Benodigde basisgegevens bij de verschillende regimes
Hoe ingewikkelder de situatie in het bedrijf is, hoe uitgebreider de oplosmiddelenboekhouding moet zijn. Zo geldt in het algemeen.
De inhoud van de oplosmiddelenboekhouding hangt ook af van hoe een bedrijf laat zien dat het aan de eisen van paragraaf 4.34 voldoet. Voor elke activiteit binnen een oplosmiddeleninstallatie zijn er 2 mogelijkheden om te voldoen aan de:
- emissiegrenswaarden
- eisen van een reductieprogramma
Deze mogelijkheden zijn uitgewerkt in regimes. Het bedrijf kan uit 4 manieren kiezen.
In onderstaand schema is voor ieder regime aangegeven welke basisgegevens de oplosmiddelenboekhouding minimaal moet bevatten. Het bedrijf kiest 1 regime.
Regime | Verbruik | Input | Totale emissie | Afgas-concentratie | Diffuse emissie | Benodigde emissie | Referentie emissie | Hoeveelheid product |
---|---|---|---|---|---|---|---|---|
1.Reductieprogramma | X | X | X | - | - | X | X | - |
2. Grenswaarden voor afgas- en diffuse emissies | X | X | X | X | X | - | - | - |
3. Totale emissiegrenswaarden (percentage van de input) | X | X | X | - | - | - | - | X |
4. Totale emissiegrenswaarden (per hoeveelheid product) | X | X | X | - | - | - | - | - |
Toelichting basisgegevens
Verbruik
Het verbruik van oplosmiddelen voor een activiteit is: de hoeveelheid oplosmiddelen die het bedrijf voor de activiteit inzet (I1), verminderd met de hoeveelheid oplosmiddelen die na interne opwerking buiten de activiteit wordt hergebruikt. Dit wordt ook wel O8 genoemd. Een precieze berekening is niet altijd nodig.
Input
De input van oplosmiddelen (I) is de hoeveelheid oplosmiddelen die bij een activiteit wordt gebruikt. De input van oplosmiddelen voor een activiteit moet altijd in de oplosmiddelenboekhouding staan.

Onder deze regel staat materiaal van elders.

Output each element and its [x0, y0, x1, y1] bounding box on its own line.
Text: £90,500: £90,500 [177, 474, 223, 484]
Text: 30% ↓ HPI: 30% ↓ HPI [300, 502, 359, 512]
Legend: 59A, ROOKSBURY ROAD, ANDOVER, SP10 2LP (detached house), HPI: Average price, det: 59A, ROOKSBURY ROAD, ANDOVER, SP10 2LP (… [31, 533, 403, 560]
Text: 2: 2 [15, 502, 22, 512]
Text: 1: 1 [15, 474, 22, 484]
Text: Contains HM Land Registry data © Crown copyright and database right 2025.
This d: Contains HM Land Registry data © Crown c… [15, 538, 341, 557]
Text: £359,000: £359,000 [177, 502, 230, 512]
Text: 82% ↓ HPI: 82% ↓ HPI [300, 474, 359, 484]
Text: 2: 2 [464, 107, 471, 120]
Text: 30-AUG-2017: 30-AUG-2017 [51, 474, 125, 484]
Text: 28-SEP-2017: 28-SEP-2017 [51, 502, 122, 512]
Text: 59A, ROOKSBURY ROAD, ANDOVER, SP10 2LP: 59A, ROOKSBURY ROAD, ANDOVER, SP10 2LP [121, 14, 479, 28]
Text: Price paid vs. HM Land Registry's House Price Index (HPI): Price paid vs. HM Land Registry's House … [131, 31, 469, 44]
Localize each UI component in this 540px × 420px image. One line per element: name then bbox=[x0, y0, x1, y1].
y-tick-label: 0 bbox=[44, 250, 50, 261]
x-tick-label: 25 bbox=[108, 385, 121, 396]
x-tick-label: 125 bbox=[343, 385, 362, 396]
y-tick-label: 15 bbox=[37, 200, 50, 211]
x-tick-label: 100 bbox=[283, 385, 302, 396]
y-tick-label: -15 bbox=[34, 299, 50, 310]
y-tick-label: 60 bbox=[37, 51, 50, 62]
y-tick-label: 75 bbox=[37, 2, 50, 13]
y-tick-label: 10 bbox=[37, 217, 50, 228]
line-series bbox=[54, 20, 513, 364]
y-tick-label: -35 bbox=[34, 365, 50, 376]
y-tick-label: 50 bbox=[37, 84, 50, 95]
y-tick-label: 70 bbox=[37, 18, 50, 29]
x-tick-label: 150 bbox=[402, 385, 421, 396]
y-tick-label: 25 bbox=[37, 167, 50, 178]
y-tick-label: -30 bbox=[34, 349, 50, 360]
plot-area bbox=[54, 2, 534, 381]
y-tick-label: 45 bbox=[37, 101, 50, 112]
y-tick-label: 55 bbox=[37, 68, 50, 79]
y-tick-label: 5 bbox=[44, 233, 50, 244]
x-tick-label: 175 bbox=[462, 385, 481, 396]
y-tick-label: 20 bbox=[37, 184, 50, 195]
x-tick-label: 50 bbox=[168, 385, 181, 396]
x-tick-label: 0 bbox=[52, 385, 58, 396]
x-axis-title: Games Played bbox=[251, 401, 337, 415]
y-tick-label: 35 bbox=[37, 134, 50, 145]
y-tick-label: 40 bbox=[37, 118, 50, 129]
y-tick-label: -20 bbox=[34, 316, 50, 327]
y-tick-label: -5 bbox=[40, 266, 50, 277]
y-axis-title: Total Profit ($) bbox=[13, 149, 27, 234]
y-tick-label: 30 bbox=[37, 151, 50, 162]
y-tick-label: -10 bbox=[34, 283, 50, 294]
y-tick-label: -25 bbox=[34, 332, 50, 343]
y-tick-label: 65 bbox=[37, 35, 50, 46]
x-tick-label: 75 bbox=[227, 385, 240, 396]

De input bestaat uit: de hoeveelheid ingekochte oplosmiddelen die het bedrijf in het proces inzet (I1). Gebruikt een bedrijf oplosmiddelen, na interne opwerking of hergebruik, opnieuw voor dezelfde activiteit? Dan moet het bedrijf deze bij de ingekochte hoeveelheid oplosmiddelen (I1) optellen. Bereken ingezette en intern hergebruikte vluchtige organische stoffen (VOS).
Totale emissie
Net als de input moet ook de totale emissie van oplosmiddelen altijd in de oplosmiddelenboekhouding staan.
De totale emissie van oplosmiddelen is de som van de afgasemissies en de diffuse emissies. Hiervoor is het niet per se nodig de afgasemissies en diffuse emissies apart te bepalen.
U berekent de totale emissie ook door de ingezette hoeveelheid oplosmiddelen (I1) te verminderen met oplosmiddelen stromen die niet worden uitgestoten.
Dit gaat om bijvoorbeeld oplosmiddelen die:
- via afval zijn afgevoerd
- in het product zijn achtergebleven
- door een nageschakelde techniek zijn vernietigd
De totale emissie kunt u berekenen met de formule: totale emissie = I1 - O5 - O6 - O7
Volgens paragraaf 4.34 is ook een andere methode toegestaan. Zo kunt u de emissie bepalen met kentallen bij bijvoorbeeld heatset. Zie ook Bepalen diffuse emissie.
Afgasconcentratie
Kiest het bedrijf voor afgasemissies in combinatie met diffuse emissies, om te voldoen aan de emissiegrenswaarden? Dan moet het éénmalig de afgasconcentratie meten. De gemeten concentratie moet in de oplosmiddelenboekhouding staan.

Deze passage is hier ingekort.